I forni che facevano il pane (incredibile ma vero).
I salumieri che chiedevano “altro?” e si rispondeva “altro”…che solo a Bologna diciamo così.

Finirà, non so quando e come, ma finirà.
Questa pandemia feroce sta già cambiando qualcosa e qualcuno, riflettiamo anche sulla distribuzione.

É proprio indispensabile che sia grande?

Abbiamo – ci hanno –  ‘sterilizzato’ la spesa, ce la impacchettano in ogni contenitore possibile e immaginabile, vaschette, bottiglie, vasetti, scatolette, cartoni, plastica, sacchetti chiusi, ma questo non ha impedito il diffondersi di un virus micidiale e allora…é la scelta giusta?

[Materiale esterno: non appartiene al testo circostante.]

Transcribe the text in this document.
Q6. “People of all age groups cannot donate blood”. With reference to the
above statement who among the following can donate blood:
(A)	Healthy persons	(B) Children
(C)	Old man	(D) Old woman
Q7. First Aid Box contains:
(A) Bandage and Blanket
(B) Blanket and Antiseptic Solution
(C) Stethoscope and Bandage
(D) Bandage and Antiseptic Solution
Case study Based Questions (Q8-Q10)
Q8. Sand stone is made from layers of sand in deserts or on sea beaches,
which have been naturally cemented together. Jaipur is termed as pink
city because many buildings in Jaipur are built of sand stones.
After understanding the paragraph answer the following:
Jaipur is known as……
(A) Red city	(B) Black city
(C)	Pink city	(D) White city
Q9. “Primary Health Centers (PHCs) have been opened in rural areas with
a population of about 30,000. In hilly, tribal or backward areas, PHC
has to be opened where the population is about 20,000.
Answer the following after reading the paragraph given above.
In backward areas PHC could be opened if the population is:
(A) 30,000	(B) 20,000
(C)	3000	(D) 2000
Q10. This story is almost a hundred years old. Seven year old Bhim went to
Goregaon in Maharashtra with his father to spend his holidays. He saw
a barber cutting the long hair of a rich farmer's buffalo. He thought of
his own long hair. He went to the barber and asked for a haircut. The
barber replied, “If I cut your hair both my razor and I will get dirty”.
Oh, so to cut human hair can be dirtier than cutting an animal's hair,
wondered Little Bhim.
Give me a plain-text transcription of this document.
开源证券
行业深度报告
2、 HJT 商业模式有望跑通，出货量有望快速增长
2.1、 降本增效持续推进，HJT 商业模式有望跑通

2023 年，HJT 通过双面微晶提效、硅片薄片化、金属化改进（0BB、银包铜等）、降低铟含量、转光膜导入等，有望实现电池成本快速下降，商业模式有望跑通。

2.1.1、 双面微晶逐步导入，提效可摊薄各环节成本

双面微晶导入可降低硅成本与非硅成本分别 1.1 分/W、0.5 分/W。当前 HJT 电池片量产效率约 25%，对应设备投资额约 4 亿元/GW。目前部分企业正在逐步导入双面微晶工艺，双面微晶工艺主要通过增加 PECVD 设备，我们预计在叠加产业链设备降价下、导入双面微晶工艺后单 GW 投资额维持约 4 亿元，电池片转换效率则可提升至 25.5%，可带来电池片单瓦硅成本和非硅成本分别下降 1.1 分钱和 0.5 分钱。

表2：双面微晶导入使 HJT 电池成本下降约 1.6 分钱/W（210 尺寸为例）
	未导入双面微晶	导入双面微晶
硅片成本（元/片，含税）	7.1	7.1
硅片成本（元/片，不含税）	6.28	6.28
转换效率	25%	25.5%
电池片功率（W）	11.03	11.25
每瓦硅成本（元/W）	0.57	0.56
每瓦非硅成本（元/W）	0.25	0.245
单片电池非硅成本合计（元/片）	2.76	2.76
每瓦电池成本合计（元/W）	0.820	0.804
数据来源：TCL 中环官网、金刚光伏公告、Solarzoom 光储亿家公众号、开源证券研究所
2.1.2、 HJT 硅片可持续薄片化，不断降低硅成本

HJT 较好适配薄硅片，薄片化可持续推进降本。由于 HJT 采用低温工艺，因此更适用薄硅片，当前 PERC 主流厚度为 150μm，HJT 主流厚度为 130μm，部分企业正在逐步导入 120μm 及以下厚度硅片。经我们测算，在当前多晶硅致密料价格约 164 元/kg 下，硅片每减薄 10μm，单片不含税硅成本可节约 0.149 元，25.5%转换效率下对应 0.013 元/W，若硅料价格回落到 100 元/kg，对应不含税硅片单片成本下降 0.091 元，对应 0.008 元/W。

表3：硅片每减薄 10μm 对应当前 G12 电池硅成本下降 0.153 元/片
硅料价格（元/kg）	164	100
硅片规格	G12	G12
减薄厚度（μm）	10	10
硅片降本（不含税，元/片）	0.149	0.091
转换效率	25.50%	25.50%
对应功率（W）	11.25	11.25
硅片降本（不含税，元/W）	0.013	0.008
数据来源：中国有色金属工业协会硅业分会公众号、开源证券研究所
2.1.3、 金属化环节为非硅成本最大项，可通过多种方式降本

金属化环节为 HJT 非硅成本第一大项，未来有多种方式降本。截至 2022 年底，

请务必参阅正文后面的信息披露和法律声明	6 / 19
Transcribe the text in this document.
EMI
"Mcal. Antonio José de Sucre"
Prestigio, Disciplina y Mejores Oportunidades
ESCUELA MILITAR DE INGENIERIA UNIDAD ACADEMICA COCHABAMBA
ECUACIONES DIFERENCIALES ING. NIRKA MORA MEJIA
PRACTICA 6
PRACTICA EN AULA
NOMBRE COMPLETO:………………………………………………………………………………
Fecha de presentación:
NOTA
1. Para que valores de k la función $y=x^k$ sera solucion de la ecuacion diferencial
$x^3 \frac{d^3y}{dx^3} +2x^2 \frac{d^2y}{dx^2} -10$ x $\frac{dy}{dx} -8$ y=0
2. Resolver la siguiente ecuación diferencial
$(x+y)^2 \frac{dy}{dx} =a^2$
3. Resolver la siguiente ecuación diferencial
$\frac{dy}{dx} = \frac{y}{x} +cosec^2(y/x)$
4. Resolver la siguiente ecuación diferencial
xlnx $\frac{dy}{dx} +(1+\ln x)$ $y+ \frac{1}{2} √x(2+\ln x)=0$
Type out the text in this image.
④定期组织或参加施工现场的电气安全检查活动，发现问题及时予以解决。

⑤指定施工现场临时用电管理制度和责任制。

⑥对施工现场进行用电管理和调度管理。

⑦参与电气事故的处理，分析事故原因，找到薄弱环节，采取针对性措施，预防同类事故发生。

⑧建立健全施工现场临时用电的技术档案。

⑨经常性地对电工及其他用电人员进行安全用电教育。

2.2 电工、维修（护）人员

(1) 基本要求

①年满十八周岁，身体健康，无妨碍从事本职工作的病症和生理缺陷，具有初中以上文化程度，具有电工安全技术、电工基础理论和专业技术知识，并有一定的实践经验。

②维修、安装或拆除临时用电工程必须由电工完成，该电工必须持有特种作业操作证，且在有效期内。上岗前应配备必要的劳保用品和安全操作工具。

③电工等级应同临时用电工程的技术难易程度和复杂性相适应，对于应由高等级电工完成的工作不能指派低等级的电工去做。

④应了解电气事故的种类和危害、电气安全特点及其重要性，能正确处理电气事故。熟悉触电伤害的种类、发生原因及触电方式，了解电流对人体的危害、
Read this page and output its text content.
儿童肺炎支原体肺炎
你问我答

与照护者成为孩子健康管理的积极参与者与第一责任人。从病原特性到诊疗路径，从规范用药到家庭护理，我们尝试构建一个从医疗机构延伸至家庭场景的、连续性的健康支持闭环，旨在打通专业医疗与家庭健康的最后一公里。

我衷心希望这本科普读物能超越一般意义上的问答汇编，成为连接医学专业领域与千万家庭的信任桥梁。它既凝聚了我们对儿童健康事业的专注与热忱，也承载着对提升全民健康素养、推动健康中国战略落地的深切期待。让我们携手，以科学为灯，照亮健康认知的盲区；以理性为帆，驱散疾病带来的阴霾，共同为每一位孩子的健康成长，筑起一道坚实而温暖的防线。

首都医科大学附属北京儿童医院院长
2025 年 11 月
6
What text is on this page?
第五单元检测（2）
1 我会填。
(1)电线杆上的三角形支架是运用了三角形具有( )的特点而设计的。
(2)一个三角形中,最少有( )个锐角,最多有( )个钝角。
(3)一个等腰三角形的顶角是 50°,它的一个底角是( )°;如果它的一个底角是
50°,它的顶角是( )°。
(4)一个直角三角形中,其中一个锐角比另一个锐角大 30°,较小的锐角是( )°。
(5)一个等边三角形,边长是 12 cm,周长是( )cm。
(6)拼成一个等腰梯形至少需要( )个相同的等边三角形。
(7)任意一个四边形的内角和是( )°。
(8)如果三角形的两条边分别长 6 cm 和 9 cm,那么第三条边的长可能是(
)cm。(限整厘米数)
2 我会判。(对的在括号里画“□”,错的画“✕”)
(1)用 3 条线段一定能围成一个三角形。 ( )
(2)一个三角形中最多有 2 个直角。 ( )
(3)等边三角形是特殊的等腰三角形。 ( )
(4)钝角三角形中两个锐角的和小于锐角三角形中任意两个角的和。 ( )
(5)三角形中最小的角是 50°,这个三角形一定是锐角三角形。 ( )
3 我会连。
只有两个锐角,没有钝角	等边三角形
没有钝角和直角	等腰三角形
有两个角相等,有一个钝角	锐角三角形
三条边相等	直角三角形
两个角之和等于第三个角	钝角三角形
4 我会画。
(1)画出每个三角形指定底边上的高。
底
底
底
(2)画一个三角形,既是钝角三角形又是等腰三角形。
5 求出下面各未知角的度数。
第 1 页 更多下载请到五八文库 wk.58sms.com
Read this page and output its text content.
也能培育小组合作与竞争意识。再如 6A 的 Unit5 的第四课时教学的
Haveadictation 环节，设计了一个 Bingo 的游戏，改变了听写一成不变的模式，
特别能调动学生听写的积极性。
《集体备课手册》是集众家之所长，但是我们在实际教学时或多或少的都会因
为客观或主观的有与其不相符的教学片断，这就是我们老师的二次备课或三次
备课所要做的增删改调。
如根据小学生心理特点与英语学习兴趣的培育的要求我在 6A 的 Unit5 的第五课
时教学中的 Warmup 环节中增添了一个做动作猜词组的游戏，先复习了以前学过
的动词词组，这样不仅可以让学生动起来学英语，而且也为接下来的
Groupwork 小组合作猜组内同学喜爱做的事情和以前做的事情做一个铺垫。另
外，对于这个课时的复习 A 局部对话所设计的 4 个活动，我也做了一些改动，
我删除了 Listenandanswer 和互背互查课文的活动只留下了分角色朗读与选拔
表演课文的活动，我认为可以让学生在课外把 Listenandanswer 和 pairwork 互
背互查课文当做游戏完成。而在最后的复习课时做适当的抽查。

E allora, è proprio meglio avere in tasca una collezione di tesserine di plastica e raccogliere i bollini che ti ‘regalano’ cose assolutamente inutili che paghi pure per averle, o lo sconto il tal giorno su un prodotto che non ti serve, ma che spingono ti ad acquistare e ci si casca un po’ tutti?

Non è opportuno abbinare ai grandi market una rete di commercianti di singole tipologie alimentari ed umanizzare il rapporto cliente/dettagliante?

Speriamo di non ritrovarci più in una situazione come quella attuale e non ho prove, ma se qui al Pilastro ci fossero stati più negozi con una clientela fidelizzata, probabilmente gli stessi negozianti si sarebbero coalizzati per fornire la spesa a domicilio ai clienti in difficoltà, così come sta avvenendo in altri quartieri della città (vedi Navile).

Riflettiamoci e magari mettiamolo nei compiti da fare quando torneremo a vivere nella società, coinvolgendo gli amministratori e i vari soggetti che compongono la distribuzione.